Y como sea que al mismo tiempo se han ido produciendo una serie de "detalles" tan poco edificantes como a la vez intranquilizantes para ese inmediato futuro blanquiazul, uno, o sea yo, repito, sigo pensando que quizá sea llegada la hora en que los cerebros bienpensantes de nuestro Consejo, sopesen y decidan de una vez por todas, cual es el verdadero Norte de la entidad, siempre de acuerdo o en consonancia con sus disponibilidades económicas que, actual y desgraciadamente, son limitadísimas.
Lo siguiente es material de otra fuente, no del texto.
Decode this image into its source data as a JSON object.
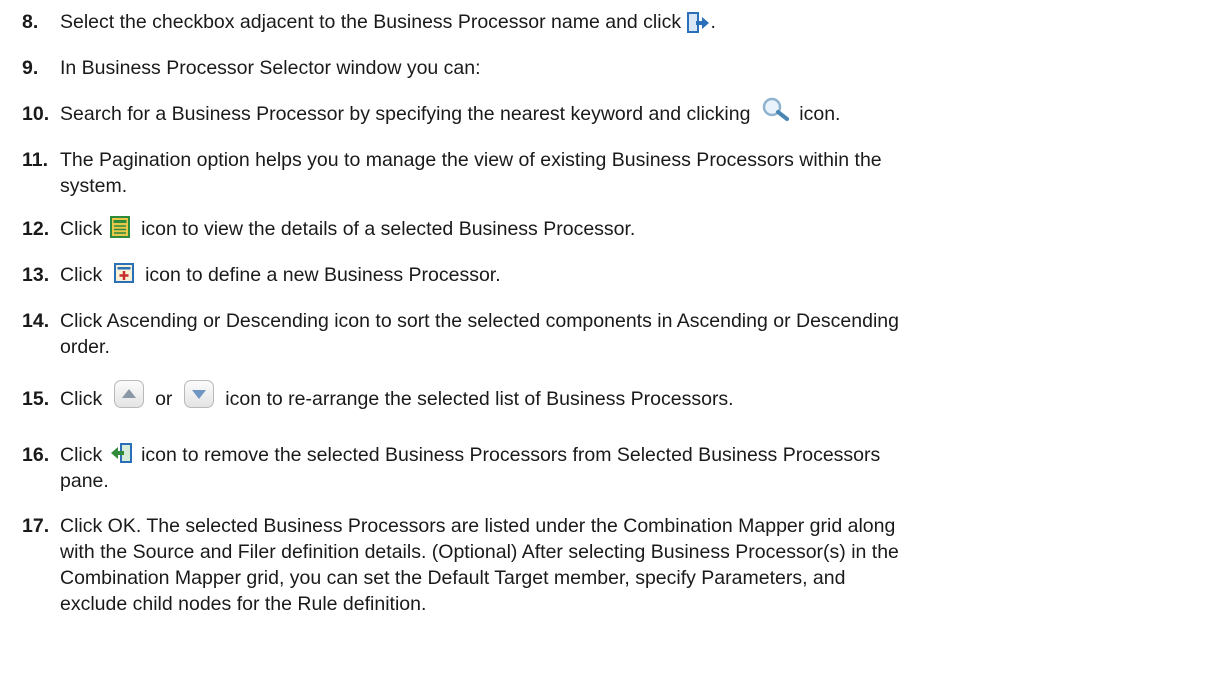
{
  "steps": [
    {
      "number": "8.",
      "parts": [
        "Select the checkbox adjacent to the Business Processor name and click ",
        "."
      ],
      "icon": "move-selected-right-icon"
    },
    {
      "number": "9.",
      "text": "In Business Processor Selector window you can:"
    },
    {
      "number": "10.",
      "parts": [
        "Search for a Business Processor by specifying the nearest keyword and clicking ",
        " icon."
      ],
      "icon": "search-magnifier-icon"
    },
    {
      "number": "11.",
      "lines": [
        "The Pagination option helps you to manage the view of existing Business Processors within the",
        "system."
      ]
    },
    {
      "number": "12.",
      "parts": [
        "Click ",
        " icon to view the details of a selected Business Processor."
      ],
      "icon": "view-details-icon"
    },
    {
      "number": "13.",
      "parts": [
        "Click ",
        " icon to define a new Business Processor."
      ],
      "icon": "add-new-icon"
    },
    {
      "number": "14.",
      "lines": [
        "Click Ascending or Descending icon to sort the selected components in Ascending or Descending",
        "order."
      ]
    },
    {
      "number": "15.",
      "parts": [
        "Click ",
        " or ",
        " icon to re-arrange the selected list of Business Processors."
      ],
      "icons": [
        "move-up-icon",
        "move-down-icon"
      ]
    },
    {
      "number": "16.",
      "lines": [
        "Click ",
        " icon to remove the selected Business Processors from Selected Business Processors",
        "pane."
      ],
      "icon": "remove-selected-icon"
    },
    {
      "number": "17.",
      "lines": [
        "Click OK. The selected Business Processors are listed under the Combination Mapper grid along",
        "with the Source and Filer definition details. (Optional) After selecting Business Processor(s) in the",
        "Combination Mapper grid, you can set the Default Target member, specify Parameters, and",
        "exclude child nodes for the Rule definition."
      ]
    }
  ],
  "colors": {
    "text": "#1a1a1a",
    "icon_blue": "#2a6fb8",
    "icon_green": "#2f8a3a",
    "icon_yellow": "#e8c84a"
  }
}
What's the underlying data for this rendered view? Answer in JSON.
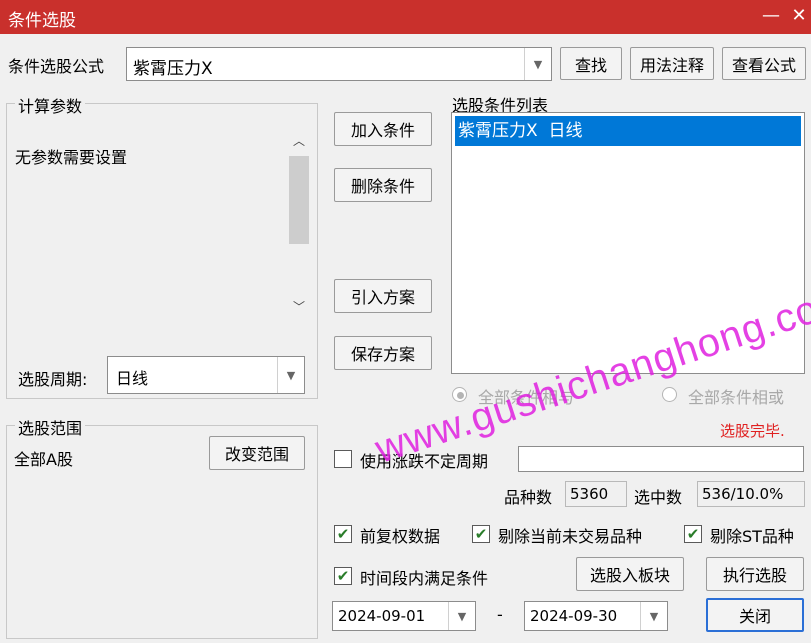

Me obligó a hacerme estas consideraciones, la doble transmisión televisada del último fin de semana, en donde tras nuestro cómodo e insulso "derby" ante los otros, del que sólo obtuvimos la íntima satisfacción de hacerles olvidar definitivamente su sueño campeonil en esta devaluada Liga de las Estrellas, a la vez que mantenernos imbatidos desde hace dos años ante quien aspiraba a ganar todos los títulos habidos y por haber, lo que todo y ser importante para nuestra realidad, no me hace olvidar ni perdonar lo sucedido en el último trimestre. Se cerraba este ciclo televisivo, con la brillante victoria del Athletic Bilbao (5-1) sobre el aún caliente Campeón de Copa, un Valencia que desde que cayó en manos de esta especie de "Trio Calaveras" en versión técnica exculé, sigue en la UVI liguera.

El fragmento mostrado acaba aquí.